Representative fluorescent dye molecules include, but are not limited to, Alexa532, Alexa647, Cy3, Cy5, Cy5.5, Cy7, Atto532, Atto488, or TAMRA, among others. Alexa532 or TAMRA is preferred.
According to the present invention, most preferably, the structure of the fluorescent probe based on the small molecule inhibitor is represented by formula 2 or formula 3:
the invention also provides a preparation method of the fluorescent probe based on the small molecule inhibitor, which comprises the following steps as shown in figure 1:
the method comprises the following steps: carrying out derivative modification on the small molecule inhibitor to obtain a derivative of the small molecule inhibitor;
step two: connecting the derivative of the small molecule inhibitor obtained in the step one with a linking molecule to obtain a product II;
step three: and (5) reacting the product II obtained in the step II with fluorescent dye molecules to obtain the fluorescent probe based on the small molecule inhibitor.
According to the invention, firstly, modification is carried out on proper sites of the small molecular inhibitor, the modification process is a multi-step reaction, conditions are slightly different among different reactions, preferably, a reaction solvent is N, N-dimethylformamide, acetonitrile, methanol or tetrahydrofuran, the reaction temperature is preferably 20-120 ℃, and the reaction time is 1-16 hours; secondly, connecting the obtained derivative of the small molecular inhibitor with a linking molecule to obtain a product II, preferably, the molar ratio of the derivative of the small molecular inhibitor to the linking molecule is 1: 1.1-1: 3, the reaction solvent is N, N-dimethylformamide, acetonitrile or tetrahydrofuran, the reaction temperature is preferably 50-120 ℃, and the reaction time is 10-24 hours; and finally, reacting the obtained product II with fluorescent dye molecules to obtain the fluorescent probe based on the small molecule inhibitor, wherein the preferable reaction solvent is N, N-dimethylformamide, dimethyl sulfoxide, PBS or water, the reaction temperature is room temperature, the molar ratio of the product II to the fluorescent dye molecules is 1: 1.1-1: 2, and the reaction time is 2-24 hours.
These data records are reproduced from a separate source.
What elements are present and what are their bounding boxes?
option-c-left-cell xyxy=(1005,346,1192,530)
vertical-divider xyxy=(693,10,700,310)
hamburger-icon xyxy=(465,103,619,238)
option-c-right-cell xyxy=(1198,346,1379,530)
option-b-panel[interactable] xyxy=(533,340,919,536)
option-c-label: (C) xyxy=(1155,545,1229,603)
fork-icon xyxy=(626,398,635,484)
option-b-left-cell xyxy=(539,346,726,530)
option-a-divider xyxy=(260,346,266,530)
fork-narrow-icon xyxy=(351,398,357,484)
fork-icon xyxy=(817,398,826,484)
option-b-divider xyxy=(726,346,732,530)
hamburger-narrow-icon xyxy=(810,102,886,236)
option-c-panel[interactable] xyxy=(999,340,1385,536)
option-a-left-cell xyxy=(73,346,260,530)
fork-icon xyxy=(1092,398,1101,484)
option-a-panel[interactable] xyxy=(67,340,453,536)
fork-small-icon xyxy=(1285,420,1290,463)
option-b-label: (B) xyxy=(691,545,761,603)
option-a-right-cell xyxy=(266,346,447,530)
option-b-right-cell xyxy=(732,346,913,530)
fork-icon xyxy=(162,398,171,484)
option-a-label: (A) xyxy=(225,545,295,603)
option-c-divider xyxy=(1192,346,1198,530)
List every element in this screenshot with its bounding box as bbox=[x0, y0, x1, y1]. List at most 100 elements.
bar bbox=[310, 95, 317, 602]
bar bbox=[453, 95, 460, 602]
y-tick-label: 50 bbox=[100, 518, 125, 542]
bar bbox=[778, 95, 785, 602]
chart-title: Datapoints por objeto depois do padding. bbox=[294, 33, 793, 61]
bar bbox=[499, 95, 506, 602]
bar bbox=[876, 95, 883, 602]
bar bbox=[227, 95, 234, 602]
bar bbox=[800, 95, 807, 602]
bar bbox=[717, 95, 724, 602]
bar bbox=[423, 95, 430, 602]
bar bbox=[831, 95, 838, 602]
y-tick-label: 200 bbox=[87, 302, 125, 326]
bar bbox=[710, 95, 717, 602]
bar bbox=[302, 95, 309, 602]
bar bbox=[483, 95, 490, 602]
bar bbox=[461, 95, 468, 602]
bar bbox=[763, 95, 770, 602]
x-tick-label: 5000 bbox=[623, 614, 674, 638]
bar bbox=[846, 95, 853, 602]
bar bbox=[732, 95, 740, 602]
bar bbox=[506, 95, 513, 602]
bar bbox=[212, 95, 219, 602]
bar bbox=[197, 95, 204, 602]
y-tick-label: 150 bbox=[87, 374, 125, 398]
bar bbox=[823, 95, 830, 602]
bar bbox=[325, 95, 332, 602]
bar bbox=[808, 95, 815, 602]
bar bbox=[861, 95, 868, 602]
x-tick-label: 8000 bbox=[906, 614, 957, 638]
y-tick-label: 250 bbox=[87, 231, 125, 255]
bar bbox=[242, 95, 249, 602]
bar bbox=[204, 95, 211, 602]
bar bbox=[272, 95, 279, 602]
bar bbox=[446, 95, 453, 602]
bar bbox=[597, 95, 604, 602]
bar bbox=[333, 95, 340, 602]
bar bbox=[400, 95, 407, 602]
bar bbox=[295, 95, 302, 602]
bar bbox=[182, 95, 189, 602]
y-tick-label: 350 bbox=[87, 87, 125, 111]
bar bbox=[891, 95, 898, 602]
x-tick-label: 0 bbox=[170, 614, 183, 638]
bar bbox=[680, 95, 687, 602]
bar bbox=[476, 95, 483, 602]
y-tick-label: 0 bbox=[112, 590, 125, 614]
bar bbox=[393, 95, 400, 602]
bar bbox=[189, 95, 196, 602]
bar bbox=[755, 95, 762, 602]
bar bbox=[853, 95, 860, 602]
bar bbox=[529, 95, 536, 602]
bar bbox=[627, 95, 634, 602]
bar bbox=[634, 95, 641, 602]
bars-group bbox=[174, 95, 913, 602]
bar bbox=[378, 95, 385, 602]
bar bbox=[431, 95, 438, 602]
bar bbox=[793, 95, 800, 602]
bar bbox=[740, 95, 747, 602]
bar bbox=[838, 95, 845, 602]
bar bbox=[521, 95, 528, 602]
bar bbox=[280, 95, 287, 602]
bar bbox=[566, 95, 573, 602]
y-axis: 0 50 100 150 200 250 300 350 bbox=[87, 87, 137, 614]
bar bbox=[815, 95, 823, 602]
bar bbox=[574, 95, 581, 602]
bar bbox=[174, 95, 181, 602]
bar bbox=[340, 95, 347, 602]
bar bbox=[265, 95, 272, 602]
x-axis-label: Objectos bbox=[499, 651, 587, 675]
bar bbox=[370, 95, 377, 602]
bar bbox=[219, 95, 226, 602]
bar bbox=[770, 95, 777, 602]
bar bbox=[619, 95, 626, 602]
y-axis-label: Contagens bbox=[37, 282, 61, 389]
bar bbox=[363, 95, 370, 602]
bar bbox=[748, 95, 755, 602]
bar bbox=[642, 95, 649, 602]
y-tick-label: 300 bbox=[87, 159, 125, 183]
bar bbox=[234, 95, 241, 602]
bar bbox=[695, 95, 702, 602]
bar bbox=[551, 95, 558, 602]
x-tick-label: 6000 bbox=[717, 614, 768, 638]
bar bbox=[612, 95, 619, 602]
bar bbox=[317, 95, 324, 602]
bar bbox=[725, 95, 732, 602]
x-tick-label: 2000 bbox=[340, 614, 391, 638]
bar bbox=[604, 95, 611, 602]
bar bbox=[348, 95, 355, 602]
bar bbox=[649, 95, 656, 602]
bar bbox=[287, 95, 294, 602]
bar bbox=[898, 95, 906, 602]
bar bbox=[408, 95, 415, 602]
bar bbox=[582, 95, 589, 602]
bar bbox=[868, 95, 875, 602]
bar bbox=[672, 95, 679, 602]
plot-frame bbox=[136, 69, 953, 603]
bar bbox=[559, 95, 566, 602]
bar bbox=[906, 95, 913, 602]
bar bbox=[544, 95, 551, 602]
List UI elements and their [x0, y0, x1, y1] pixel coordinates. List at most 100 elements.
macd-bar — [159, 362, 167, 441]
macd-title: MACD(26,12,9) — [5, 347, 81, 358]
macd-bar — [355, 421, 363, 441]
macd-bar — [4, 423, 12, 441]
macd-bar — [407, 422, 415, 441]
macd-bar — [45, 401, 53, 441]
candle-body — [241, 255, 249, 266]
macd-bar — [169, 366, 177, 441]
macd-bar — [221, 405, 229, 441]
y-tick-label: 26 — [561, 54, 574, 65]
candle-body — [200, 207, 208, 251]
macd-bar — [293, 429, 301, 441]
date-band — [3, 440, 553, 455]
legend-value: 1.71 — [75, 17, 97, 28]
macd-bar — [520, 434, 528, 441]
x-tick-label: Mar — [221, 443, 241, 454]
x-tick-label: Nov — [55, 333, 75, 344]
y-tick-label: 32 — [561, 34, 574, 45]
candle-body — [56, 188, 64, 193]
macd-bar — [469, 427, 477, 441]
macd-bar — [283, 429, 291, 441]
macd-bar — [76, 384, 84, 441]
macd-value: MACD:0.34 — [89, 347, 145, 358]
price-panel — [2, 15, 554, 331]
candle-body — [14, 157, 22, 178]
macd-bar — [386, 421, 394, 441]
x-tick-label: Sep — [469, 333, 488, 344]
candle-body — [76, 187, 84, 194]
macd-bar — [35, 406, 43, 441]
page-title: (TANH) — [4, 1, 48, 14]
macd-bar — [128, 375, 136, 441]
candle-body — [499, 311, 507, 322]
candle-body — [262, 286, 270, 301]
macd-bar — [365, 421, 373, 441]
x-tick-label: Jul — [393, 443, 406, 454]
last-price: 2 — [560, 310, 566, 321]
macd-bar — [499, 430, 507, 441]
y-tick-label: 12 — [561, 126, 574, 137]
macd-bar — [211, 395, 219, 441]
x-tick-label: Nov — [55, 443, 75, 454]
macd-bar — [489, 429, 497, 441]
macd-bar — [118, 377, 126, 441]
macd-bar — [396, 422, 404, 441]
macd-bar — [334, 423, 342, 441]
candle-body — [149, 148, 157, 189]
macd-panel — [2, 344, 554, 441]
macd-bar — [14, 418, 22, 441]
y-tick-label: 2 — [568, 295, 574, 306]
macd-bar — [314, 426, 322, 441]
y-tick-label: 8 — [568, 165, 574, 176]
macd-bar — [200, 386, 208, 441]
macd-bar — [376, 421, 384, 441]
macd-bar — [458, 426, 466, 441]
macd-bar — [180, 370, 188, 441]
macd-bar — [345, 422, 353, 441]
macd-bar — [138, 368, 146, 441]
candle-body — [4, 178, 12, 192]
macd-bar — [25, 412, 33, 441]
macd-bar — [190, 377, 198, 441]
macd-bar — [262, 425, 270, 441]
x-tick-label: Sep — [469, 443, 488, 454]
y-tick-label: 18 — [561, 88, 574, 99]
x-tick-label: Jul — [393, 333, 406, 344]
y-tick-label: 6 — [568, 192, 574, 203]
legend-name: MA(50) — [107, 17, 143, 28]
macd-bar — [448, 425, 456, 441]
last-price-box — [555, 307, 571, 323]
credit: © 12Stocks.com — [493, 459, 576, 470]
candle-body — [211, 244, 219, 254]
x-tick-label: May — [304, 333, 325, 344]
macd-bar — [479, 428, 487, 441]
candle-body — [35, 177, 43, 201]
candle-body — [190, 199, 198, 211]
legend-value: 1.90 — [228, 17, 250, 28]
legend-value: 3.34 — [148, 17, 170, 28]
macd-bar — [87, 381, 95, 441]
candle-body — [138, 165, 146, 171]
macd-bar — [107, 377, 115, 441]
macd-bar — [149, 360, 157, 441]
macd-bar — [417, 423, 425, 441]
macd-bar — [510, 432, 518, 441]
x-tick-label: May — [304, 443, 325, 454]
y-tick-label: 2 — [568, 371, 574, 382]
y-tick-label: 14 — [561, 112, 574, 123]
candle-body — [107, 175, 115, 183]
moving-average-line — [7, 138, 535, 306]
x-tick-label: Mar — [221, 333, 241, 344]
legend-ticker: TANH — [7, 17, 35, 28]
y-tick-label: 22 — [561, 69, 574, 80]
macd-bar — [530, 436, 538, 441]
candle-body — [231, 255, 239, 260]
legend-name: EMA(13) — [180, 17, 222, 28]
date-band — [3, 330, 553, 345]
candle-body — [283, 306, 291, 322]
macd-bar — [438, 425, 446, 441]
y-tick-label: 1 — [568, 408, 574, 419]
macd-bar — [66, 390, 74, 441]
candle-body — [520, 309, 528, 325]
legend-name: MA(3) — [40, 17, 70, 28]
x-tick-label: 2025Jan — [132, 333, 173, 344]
According to the invention, the product II obtained in the step II is reacted with fluorescent dye molecules, and the reaction needs to be determined according to the molecular groups at the two ends of the product. When the molecular terminal of the product II is an amino group, directly carrying out nucleophilic substitution reaction on the product II and the active ester of the fluorescent dye molecule, wherein the substitution reaction is preferably carried out in a reaction solvent, the reaction solvent is preferably N, N-dimethylformamide, dimethyl sulfoxide, PBS or water, an alkali is required to be added in the reaction process, the alkali is preferably triethylamine or diisopropylethylamine, the temperature of the substitution reaction is preferably room temperature and dark, and the reaction time is preferably 2-24 hours;
when the molecular tail end of the product II is an azide group, a click chemistry method can be selected to react with a dye molecule with an alkynyl group to obtain a required small molecular probe, the reaction temperature is preferably room temperature, and the reaction time is preferably 2-24 hours;
when the molecular terminal of the product II is an alkynyl group, a click chemistry method can be selected to react with a dye molecule with an azide group to obtain a required small molecular probe, the reaction temperature is preferably room temperature, and the reaction time is preferably 2-24 hours;
when the molecular end of the product II is a sulfydryl group, the product II can be selected to perform substitution reaction with dye molecules with maleic anhydride groups to obtain a required small molecular probe, the reaction temperature is preferably room temperature, and the reaction time is preferably 2-24 hours;
the present invention is described in further detail below with reference to specific examples, in which the starting materials are all commercially available.